28 Juni 2021   16:07 Diperbarui: 28 Juni 2021   16:43 525
+
Laporkan Konten
Laporkan Akun
Kompasiana adalah platform blog. Konten ini menjadi tanggung jawab bloger dan tidak mewakili pandangan redaksi Kompas.
Lihat foto
Bagikan ide kreativitasmu dalam bentuk konten di Kompasiana | Sumber gambar: Freepik

Setiap kita pasti pernah marah. Bisa saja marah kepada teman, karyawan, atau anak kita. Ketika kita marah maka pasti ada faktor yang menyebabkannya. Bisa saja karena teman kita telah melakukan sesuatu yang menyakiti hati kita, bisa juga karena karyawan di kantor tidak bekerja dengan baik, bahkan bisa juga karena anak kita justru melakukan tindakan yang bertolak belakang dengan prinsip yang kita sampaikan kepadanya.
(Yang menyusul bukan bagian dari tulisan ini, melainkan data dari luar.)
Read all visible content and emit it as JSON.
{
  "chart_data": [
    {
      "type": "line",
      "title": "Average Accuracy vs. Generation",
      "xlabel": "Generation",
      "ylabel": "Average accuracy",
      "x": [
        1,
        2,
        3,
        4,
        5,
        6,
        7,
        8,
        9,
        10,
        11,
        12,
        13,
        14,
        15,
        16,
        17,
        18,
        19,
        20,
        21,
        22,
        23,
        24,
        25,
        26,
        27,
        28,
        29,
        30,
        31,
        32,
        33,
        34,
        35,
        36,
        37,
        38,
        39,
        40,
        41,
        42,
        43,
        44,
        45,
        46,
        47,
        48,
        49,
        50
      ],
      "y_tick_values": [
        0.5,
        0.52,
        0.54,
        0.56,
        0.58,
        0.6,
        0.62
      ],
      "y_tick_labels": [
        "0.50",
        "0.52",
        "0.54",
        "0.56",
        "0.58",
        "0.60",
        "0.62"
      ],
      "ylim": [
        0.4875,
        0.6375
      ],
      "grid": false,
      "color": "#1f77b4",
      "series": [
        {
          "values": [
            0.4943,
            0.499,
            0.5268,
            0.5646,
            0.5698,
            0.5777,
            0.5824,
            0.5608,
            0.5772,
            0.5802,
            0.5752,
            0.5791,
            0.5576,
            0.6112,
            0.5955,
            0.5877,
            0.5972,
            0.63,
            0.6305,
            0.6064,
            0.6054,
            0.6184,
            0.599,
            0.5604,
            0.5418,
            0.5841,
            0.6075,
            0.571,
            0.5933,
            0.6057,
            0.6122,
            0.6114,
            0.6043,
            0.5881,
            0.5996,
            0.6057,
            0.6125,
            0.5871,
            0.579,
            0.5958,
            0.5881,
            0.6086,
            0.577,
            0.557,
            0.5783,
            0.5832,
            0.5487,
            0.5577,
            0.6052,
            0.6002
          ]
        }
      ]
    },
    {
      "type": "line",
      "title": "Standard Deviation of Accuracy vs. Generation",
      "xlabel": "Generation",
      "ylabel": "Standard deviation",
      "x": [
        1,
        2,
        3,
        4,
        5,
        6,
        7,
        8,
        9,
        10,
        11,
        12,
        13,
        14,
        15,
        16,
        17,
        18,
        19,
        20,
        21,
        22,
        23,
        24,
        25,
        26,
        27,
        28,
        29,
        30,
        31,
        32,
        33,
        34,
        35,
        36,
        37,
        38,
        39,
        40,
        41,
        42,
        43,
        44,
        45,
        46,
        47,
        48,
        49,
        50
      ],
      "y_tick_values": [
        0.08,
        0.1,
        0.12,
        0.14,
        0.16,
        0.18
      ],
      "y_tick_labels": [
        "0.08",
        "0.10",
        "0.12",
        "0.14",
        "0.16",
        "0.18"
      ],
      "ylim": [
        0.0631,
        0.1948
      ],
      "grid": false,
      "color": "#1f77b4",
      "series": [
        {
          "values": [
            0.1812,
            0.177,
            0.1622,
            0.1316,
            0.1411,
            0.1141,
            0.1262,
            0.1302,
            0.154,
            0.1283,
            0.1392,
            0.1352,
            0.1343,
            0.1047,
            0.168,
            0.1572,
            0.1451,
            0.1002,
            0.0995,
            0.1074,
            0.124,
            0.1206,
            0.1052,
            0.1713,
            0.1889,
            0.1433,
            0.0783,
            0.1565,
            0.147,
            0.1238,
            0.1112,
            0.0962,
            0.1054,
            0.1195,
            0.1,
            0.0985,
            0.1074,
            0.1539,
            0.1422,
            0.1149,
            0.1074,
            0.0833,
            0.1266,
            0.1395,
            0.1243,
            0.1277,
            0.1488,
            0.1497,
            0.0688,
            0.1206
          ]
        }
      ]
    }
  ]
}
Ada orang yang mengatakan, marah adalah kondisi di mana perasaan emosional meningkat dan tidak terkendali dari perasaan seperti biasanya. Sekalipun sebenarnya marah dapat dipahami sebagai emosi yang ditandai oleh pertentangan terhadap seseorang yang disebabkan karena merasa telah diperlakukan tidak benar atau tidak adil. Sekalipun demikian, penyebab seseorang marah sangat variatif atau tidak semua sama.

Alkitab mengajarkan kita tentang marah yang benar dan marah yang tidak benar. Marah yang benar biasanya karena melihat telah terjadi ketidakadilan, telah terjadi kejahatan, telah terjadi kompromi, sehingga merugikan hak orang lain. Sedangkan marah yang tidak benar adalah emosi yang tidak terkontrol yang muncul dari dalam diri seseorang untuk membela dirinya dan kepentingannya sendiri.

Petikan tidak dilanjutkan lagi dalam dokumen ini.